"Du blé pour étudier, prenez vos responsabilités", c'est l'un des messages qu'une centaine d'étudiants ont lancés au monde politique ce vendredi midi sur la place du Marché aux Herbes à Mons. Ils avaient répondu à l'appel du groupe Comac pour dénoncer la précarité qui touche de nombreux jeunes aux études, ainsi que la détresse psychologique qui en affecte beaucoup après un an de confinement.

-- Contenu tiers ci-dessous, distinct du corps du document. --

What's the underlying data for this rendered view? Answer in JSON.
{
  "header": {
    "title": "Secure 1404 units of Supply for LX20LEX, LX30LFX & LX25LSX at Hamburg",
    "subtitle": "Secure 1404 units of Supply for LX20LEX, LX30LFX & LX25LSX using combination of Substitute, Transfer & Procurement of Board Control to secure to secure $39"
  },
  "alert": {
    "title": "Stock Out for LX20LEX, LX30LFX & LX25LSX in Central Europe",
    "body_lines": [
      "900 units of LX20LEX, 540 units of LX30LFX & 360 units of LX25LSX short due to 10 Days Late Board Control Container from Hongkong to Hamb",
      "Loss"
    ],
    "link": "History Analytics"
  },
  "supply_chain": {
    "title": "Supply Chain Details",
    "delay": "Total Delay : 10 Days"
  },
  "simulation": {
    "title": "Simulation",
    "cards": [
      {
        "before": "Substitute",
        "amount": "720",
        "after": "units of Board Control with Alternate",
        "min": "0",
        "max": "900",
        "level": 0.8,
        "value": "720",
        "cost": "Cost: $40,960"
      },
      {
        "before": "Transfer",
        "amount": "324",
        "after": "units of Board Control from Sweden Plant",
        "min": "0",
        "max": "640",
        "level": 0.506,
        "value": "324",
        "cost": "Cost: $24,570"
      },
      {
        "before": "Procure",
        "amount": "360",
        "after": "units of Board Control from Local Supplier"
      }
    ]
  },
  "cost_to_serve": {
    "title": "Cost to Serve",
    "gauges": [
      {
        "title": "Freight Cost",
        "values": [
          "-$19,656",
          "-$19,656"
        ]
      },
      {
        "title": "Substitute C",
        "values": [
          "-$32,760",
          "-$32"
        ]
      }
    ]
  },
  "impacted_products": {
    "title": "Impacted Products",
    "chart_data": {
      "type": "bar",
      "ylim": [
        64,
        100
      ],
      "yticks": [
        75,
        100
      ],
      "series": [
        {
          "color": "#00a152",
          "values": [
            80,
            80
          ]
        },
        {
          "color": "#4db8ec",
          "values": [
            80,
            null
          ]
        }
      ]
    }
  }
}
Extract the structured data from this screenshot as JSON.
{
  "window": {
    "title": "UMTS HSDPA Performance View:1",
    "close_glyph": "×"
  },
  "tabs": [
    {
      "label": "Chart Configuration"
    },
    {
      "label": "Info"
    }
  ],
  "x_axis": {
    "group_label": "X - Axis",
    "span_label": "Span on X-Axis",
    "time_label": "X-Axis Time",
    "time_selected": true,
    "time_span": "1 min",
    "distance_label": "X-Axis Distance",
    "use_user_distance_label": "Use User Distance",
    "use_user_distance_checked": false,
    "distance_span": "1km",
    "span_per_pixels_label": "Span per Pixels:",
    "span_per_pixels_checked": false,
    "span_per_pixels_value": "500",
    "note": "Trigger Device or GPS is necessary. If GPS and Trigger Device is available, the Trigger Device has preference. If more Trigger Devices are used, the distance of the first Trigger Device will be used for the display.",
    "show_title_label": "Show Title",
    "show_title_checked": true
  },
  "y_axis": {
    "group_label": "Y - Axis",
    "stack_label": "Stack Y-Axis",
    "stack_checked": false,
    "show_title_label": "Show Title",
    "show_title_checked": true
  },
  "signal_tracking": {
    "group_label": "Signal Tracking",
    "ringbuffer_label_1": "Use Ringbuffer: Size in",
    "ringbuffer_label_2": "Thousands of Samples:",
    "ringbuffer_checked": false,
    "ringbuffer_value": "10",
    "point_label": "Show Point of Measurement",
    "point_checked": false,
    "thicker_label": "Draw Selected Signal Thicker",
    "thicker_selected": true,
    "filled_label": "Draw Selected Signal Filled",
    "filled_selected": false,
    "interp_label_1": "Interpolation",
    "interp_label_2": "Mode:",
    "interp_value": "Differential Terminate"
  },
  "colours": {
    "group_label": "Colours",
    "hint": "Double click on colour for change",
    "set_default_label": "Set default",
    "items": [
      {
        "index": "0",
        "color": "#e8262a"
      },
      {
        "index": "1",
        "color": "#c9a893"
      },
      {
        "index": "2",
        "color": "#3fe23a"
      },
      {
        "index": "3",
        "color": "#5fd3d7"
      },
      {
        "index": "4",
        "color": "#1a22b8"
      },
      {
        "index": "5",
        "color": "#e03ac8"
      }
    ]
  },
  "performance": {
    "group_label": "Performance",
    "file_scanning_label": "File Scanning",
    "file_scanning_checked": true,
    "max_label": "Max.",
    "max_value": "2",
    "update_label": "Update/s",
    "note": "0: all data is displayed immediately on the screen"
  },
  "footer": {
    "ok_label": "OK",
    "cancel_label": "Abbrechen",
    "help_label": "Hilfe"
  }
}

"Notre groupe a toujours défendu les intérêts des étudiants en demandant par exemple la réduction des frais de minerval. Il était logique pour nous de mener cette action, car après un an de crise, nous ne sommes pas assez entendus", explique Apolline, l'une des initiatrices de l'action. "J'ai moi-même perdu mon job étudiant et ce n'est pas facile. Il n'y a pas un jour qui passe sans qu'on entende parler des étudiants. Mais ça manque cruellement de mesures structurelles pour répondre à nos besoins durant cette crise. Nous voulons des mesures fortes pour l'aspect financier des études, mais aussi pour le soutien psychologique. À l'UMons par exemple, il y avait une psychologue pour 10.000 étudiants avec trois mois d'attente pour ceux qui demandaient un entretien. Ils viennent d'engager une deuxième personne et c'est très bien. Mais ce n'est probablement pas suffisant et dans d'autres écoles, il n'y a rien."

Léa a justement fait une demande d'aide psychologique en janvier. Étudiante en première année de biologie, elle ne fait pas partie de ceux qui ont positivement gonflé la moyenne lors des examens. "J'ai tout raté", soupire la jeune fille. "C'était ma première année en supérieur et les conditions ne sont vraiment pas évidentes. C'est plus difficile de se faire des amis et de suivre les cours. J'ai envoyé un mail en janvier pour avoir une aide psychologique, mais je n'ai pas encore eu de réponse."

Pas décidés à vouloir tirer sur l'ambulance, les manifestants ne blâmaient pas spécialement leur unif lors de l'action. "Le problème, et il n'est pas nouveau, c'est que l'éducation est sous-financée. La pandémie l'a cruellement démontré. Si les universités et les écoles avaient plus de moyens, elles auraient pu gérer les choses autrement et les étudiants ne seraient pas dans une telle détresse. Si le système n'est pas capable de financer l'éducation correctement, il faut changer le système", estime Samuel, venu soutenir les Montois depuis sa Cité Ardente. "Les étudiants rencontrent les mêmes problèmes partout, que ce soit à Liège ou à Mons."

Dans l'immédiat, les jeunes manifestants aspirent à voir se relâcher la bride du confinement et exigent de mesures de soutien dignes de ce nom.